Çevreci bir göz bağcılığı ve akademik
bir cambazlık örneği olarak "Ekomodernizm"
Batı
ürettiği kavramların arkasına, önüne, sağına, soluna eklemeler yaparak
yenilerini üretmeyi, sulandırmayı, aşındırmayı, içini boşaltmayı hasılı onlarla
yönetmeyi iyi bilir. Çevrecilik ve post-çevrecilik de böyle göründü gözüme. Koreli
İktisatçı Ha-Joon Chang’ın “merdiveni devirmek” dediği batının kendi geçtiği
köprüden arkadan gelenlerin geçememesi için önerdiği kalkınma reçetelerinin iç
yüzü aslında çevrecilikten de bahseder. Çevrecilik kapitalizmin ve modern
teknolojinin büyüme hırsının, hak hukuk bilmezliğinin tahribatının
reçetelerinden biri.

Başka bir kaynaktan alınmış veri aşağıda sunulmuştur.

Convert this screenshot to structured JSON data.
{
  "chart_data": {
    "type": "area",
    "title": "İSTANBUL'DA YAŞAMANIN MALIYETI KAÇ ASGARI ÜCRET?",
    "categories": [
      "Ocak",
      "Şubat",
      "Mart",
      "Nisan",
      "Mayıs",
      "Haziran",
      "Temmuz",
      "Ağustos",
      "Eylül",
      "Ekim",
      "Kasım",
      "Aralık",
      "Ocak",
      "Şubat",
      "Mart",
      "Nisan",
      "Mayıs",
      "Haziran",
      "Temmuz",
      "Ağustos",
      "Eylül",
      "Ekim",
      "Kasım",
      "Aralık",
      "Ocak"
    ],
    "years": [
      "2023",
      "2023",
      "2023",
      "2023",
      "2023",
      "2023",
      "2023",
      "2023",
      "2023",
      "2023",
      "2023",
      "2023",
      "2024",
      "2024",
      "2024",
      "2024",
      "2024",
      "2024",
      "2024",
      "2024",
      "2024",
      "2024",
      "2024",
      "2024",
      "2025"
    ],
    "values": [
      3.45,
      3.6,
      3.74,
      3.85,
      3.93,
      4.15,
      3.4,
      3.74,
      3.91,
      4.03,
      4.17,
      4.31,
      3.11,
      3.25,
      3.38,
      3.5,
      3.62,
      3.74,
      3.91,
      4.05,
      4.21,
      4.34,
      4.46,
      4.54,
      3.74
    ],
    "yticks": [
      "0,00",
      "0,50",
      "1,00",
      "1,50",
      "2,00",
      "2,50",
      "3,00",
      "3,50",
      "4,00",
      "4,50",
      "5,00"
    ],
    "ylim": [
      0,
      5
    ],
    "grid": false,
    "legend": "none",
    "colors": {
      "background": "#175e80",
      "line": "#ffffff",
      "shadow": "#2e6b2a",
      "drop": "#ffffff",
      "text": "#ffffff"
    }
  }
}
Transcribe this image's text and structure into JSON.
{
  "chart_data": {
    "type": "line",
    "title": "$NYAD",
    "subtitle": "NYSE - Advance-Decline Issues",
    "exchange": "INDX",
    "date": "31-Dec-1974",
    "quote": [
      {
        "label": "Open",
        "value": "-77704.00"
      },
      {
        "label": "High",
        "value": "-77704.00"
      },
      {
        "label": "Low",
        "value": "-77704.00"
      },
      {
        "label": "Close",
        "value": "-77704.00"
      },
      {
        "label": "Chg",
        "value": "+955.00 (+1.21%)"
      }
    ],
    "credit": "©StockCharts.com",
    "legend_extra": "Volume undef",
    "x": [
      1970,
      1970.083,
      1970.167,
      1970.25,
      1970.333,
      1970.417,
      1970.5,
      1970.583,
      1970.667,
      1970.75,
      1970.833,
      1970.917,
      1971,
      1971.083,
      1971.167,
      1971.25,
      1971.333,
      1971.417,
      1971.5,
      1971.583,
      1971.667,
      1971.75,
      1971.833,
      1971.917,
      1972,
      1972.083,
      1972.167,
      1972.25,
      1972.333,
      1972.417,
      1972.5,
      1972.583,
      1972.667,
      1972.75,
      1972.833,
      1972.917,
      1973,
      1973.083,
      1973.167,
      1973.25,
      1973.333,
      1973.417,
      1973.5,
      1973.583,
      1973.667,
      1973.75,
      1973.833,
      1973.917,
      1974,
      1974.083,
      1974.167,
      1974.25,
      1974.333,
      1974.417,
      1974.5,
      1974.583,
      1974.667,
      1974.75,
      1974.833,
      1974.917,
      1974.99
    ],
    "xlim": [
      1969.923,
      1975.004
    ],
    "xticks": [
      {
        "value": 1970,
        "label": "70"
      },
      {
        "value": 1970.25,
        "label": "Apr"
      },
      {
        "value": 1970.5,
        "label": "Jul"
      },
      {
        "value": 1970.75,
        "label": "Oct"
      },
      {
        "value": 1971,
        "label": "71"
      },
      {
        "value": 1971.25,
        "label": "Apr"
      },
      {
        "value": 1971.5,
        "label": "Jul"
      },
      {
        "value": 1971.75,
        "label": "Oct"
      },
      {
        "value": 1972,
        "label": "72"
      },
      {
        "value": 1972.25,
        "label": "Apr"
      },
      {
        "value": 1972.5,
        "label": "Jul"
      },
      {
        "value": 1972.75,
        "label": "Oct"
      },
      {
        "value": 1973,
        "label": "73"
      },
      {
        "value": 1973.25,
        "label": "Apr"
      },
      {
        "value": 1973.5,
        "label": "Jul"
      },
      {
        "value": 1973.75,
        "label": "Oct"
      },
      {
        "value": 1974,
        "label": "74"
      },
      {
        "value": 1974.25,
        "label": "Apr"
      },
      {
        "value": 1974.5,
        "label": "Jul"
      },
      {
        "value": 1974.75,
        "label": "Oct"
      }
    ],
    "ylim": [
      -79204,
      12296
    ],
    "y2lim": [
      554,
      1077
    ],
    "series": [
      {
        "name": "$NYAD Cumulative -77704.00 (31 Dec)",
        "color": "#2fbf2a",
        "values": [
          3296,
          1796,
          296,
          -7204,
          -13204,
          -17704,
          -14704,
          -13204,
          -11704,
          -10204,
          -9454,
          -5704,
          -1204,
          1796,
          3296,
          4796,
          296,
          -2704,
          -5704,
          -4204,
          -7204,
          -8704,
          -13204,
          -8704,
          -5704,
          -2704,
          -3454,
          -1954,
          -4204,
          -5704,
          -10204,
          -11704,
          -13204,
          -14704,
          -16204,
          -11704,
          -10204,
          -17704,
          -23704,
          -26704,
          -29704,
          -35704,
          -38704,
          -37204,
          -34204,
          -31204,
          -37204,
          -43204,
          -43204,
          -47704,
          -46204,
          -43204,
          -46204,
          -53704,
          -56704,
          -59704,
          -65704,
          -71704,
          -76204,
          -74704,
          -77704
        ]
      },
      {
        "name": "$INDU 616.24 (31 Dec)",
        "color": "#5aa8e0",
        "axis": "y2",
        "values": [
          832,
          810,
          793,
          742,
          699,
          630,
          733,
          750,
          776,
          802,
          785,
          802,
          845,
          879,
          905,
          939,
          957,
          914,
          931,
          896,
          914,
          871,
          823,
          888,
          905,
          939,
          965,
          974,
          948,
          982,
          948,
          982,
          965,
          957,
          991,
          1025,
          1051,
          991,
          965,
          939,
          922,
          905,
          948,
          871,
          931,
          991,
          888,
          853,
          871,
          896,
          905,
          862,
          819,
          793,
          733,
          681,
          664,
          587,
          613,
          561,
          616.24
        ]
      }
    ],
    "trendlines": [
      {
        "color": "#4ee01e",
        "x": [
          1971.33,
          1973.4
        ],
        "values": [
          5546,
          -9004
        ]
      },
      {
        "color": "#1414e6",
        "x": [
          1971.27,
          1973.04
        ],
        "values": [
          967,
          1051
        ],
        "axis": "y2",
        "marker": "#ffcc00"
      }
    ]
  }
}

Fakat bu reçete daha çok batı dışı dünya için, az gelişmiş
memleketler için. Öte yandan post çevrecilik ise çevreci argümanların içini
dışına getirerek, ters yüz ederek batılı-gelişmiş memleketlerin büyüme ve
tahakküm çılgını liderlerine bol bol siyasi argüman sağlıyor. Ne kadar çok
büyürsek, ne kadar çok teknoloji kullanırsak o kadar iyi. Çevresel sorunların
baş sorumluları ise geçimlerini tabiattan doğrudan sağlayan çiftçi, köylü,
balıkçıdan başkası değil diyerek 3 asırlık tarihsel serencamı bize başka türlü
göstermeye ve unutturmaya çalışıyor. Sözde bilimsel iddialar aslında gerçeği
yansıtmıyor. Kısacası batı cephesi bildiğimiz gibi, değişen bir şey yok.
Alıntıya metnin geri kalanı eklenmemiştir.